Final answer:
The probability a wide receiver gained 455 yards or less is determined using the mean and standard deviation of yards gained, finding the z-score, and then the corresponding cumulative probability. To be in the top 5% for a bonus, find the z-score for the 95th percentile and use it to solve for the required yards.
Step-by-step explanation:
To answer Question 1 regarding the probability that a wide receiver gained 455 yards or less during the season, we would need to know the mean and the standard deviation of the yards gained by wide receivers. We would use the normal distribution model for this. Once we have the mean (let's call it μ) and the standard deviation (let's call it σ), we can find the z-score for 455 yards using the formula:
Z = (X - μ) / σ
where X is the number of yards (455) in this case. After finding the z-score, we would use the standard normal distribution table or a calculator to find the cumulative probability corresponding to that z-score, which gives us the probability that a wide receiver gained 455 yards or less.

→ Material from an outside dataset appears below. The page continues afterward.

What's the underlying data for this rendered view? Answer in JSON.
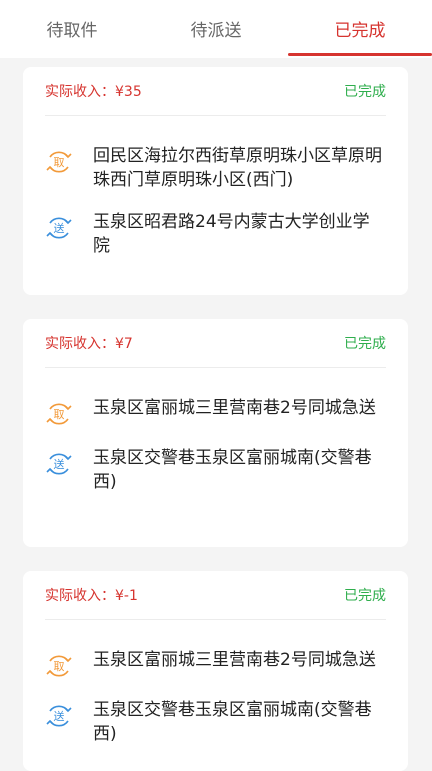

For Question 2 about a receiver needing to be in the top 5% of yards gained to get a bonus, we can use the inverse of the normal distribution function. We look for the z-score that corresponds to the 95th percentile and then use the z-score formula in reverse to solve for X:
X = (Z * σ) + μ
Once we have X, we round to the nearest yard to find the number of yards the receiver needs to gain to receive the bonus.